H. クリーンランゲージの提供において:
i. 音響的な要素は重要。(リズム、トーンなど)
ii. 定冠詞「the」は除外される。(*訳註:日本語には定冠詞がないので、関係ありません)
iii. ほとんどの文章を、「and(そして)」から始める。
iv. 固有名詞は使用せず、クライアントが導入した人称代名詞のみを使用する。
v. 繰り返し(repetition)は、再帰的な(帰納的な/recursive)形式です。循環(円/a circle)ではなく、螺旋(スパイラル/a spiral)という感じの再帰的です。モメンタムな(前に進む弾みや勢いのある)バッハの変奏曲のように、主題に対して再帰的です。繰り返しは、時間的・空間的に保護された子宮やマトリックスのようなものを生み出します。その中でのあなたの仕事は、優秀な助産師であることです。新しい情報の出産中、それを手伝い、新しい情報を認知し、発展させるために。新しい情報は以下のようなものから生まれてきます。
静的ノイズ(Static noise)
非合理な話(Non sequiturs)
余談(Asides)
本題から外れた無駄話(Off the topic red herrings)
ささやくようなコメント(Under the breath comments)
個人独特な音(Idiosyncratic sounds)
ほとんどの人には理解できない難解な話(Esoterica)
I. クリーンランゲージは、ばらばらになっている情報(disparate kind of information)全てを認識し、それらを組織化された近接の風景(ランドスケープ/landscape)、つまり、「心的風景/精神的風景(サイコスケープ/psychescape)」にまとめます。この中には、(言葉や感情、記憶などの)ありふれた重要参考人全員と、以下のようなものを含みます。
夢(Dreams)
幻覚(Hallucinations)
強迫観念的な現象学(Obsessive-Compulsive phenomenology)
チックと特徴(Tics and traits)
迷信(Superstitions)
価値観とあらゆる精神性(Values and all kinds of Spirituality)
個人的な宇宙論(コスモロジー/cosmology)
文化的・社会的な環境や境遇(Cultural and social milieu)
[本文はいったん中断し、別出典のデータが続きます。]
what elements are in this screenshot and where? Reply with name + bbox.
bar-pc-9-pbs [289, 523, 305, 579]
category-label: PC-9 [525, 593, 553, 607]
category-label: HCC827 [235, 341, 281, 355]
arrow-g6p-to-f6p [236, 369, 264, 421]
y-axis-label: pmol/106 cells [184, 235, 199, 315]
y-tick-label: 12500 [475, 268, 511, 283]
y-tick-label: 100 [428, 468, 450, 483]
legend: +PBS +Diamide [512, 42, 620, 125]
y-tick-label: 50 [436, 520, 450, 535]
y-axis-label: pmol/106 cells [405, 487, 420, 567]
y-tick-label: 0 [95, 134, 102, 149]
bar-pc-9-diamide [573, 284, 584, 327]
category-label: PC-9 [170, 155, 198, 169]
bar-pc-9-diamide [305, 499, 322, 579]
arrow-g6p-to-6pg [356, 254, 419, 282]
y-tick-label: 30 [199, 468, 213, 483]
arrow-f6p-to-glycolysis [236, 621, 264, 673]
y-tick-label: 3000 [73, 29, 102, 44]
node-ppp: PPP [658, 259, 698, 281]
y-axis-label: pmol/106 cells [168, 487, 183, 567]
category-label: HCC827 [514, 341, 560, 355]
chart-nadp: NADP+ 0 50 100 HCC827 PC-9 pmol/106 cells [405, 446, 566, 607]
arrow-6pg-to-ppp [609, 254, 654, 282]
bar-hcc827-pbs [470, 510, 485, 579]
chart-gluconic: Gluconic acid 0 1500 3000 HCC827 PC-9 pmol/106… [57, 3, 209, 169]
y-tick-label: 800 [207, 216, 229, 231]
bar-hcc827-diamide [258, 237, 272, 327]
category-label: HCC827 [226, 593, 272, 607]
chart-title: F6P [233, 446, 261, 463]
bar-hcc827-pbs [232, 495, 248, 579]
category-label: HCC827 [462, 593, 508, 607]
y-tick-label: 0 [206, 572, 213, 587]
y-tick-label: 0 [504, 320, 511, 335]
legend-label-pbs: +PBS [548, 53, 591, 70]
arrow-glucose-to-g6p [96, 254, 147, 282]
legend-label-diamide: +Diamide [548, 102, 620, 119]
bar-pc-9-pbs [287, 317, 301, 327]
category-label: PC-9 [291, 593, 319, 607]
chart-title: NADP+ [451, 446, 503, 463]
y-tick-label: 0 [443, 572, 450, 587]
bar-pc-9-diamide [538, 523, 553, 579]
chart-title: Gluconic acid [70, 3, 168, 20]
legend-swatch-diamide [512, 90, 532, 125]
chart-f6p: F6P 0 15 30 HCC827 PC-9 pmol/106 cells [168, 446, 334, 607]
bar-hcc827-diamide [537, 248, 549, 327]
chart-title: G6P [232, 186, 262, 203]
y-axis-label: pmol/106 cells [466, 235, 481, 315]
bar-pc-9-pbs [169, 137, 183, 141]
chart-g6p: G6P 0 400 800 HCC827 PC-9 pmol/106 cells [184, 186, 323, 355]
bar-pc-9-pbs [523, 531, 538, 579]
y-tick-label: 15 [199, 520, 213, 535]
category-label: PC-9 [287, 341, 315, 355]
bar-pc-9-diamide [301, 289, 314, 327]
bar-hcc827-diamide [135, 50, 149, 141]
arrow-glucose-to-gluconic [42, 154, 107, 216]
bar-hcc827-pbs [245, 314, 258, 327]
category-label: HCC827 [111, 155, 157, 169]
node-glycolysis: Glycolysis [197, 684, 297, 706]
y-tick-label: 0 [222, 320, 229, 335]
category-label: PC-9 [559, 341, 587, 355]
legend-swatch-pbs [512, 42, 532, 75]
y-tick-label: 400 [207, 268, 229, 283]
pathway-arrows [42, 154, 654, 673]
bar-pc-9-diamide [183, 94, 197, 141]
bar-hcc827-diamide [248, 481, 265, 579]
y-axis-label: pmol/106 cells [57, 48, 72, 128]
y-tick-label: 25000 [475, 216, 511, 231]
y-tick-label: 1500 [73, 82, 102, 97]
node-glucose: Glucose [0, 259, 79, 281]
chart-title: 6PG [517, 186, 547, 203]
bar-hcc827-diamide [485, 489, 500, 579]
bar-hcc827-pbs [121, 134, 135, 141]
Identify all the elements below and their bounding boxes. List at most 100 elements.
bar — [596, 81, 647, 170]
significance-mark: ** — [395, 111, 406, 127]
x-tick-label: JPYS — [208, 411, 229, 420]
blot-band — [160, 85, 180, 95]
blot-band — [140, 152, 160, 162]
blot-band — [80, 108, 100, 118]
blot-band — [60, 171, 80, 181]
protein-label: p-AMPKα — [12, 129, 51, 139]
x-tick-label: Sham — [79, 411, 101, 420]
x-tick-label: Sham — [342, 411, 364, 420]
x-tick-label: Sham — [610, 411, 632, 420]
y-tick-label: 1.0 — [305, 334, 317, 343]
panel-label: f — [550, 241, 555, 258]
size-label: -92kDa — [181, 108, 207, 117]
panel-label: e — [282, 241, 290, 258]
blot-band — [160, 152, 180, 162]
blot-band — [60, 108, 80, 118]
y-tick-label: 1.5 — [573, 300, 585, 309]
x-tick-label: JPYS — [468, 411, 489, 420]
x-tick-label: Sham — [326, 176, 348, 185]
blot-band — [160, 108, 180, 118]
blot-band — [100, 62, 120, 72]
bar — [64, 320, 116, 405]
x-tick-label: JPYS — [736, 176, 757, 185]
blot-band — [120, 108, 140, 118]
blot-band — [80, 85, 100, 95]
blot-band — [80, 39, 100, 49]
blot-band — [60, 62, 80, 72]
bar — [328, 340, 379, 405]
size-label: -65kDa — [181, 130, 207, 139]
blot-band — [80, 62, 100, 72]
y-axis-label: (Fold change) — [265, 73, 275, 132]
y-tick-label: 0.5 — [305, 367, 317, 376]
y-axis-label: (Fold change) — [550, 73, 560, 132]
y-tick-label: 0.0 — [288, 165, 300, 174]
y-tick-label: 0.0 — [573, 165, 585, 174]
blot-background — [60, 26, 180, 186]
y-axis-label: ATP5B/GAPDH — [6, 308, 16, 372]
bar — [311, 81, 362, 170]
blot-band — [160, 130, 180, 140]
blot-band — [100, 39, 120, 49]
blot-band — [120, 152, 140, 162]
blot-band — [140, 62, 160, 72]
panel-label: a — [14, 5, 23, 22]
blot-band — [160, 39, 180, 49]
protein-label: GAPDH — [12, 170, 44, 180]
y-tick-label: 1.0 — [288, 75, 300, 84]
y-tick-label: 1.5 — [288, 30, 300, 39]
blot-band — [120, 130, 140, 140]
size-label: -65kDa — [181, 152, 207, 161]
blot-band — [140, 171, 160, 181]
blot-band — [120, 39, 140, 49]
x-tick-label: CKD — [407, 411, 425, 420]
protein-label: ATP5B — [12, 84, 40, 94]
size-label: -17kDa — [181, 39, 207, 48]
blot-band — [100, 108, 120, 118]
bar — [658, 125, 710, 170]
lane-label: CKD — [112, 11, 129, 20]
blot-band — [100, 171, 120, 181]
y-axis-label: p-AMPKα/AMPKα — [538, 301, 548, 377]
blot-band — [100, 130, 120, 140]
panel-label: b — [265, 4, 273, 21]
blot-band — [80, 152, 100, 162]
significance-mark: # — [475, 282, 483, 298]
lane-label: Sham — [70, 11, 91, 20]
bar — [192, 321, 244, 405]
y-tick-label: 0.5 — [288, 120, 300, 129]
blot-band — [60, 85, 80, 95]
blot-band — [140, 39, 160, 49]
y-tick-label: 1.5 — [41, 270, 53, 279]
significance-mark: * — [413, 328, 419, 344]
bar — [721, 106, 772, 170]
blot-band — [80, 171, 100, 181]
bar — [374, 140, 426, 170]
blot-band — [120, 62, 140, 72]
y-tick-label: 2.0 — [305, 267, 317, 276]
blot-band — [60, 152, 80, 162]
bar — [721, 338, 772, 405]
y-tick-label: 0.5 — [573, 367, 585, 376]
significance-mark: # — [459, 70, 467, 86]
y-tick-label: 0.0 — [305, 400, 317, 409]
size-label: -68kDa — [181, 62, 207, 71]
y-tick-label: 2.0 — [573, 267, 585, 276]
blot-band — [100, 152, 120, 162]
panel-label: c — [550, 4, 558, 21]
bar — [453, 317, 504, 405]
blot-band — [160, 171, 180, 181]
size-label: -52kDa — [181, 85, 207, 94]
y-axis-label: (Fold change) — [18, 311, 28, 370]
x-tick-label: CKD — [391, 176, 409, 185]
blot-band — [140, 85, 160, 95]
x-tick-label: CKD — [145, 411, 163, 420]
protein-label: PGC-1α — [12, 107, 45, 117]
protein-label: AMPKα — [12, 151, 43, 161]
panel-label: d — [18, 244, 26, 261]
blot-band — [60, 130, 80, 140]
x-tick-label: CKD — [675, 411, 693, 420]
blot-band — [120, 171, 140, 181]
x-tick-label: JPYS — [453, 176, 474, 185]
祖先の起源(Ancestral affiliations)
そして、時間を拡張する類の情報(And those kinds of information that expand time)
J. 身体性(クライアントの心的風景(サイコスペース)内への質問の正確な配置)は、サイコアクティブ(な状態)を誘発する作因です。クリーンな質問には、ホログラム的な仮想の形があります。また、「う〜ん(という元気)な要素(oomph factor)」があり、それが、その他の質問とクリーンな質問を分ける特徴です。「う〜んな要素」は、サイコアクティブを高めます。そして、その「う〜ん(威力/the oomph)」は、以下のような、さまざまな方法で確認することができます。
i. 感じる。クライアントは、それが正しい質問だと感じる。
ii. (質問の)認知や、質問の繰り返しを必要としない。
iii. クライアントは常に、質問に答えることができる。
iv. 質問が、クライアントの直近の発話、または、浮かび上がった構成物を由来とする論理的帰結と密接に結びついている。
K. 抵抗するクライアントというものはいません。クライアントの反応/応答に対して、どうしていいかわからないセラピスト(治療者)というものはいます。もし、抵抗があるとすれば、それがクライアントのやり方です。クライアントは、もっといい質問ができるように、あなたを訓練してくれているのです。
L. クリーンランゲージは、線と線のにある知性(行間の知性/the intelligence between the lines)に働きかけます。
M. クリーンランゲージは、クライアントの心と魂に深く寄り添い(agreeable)ます。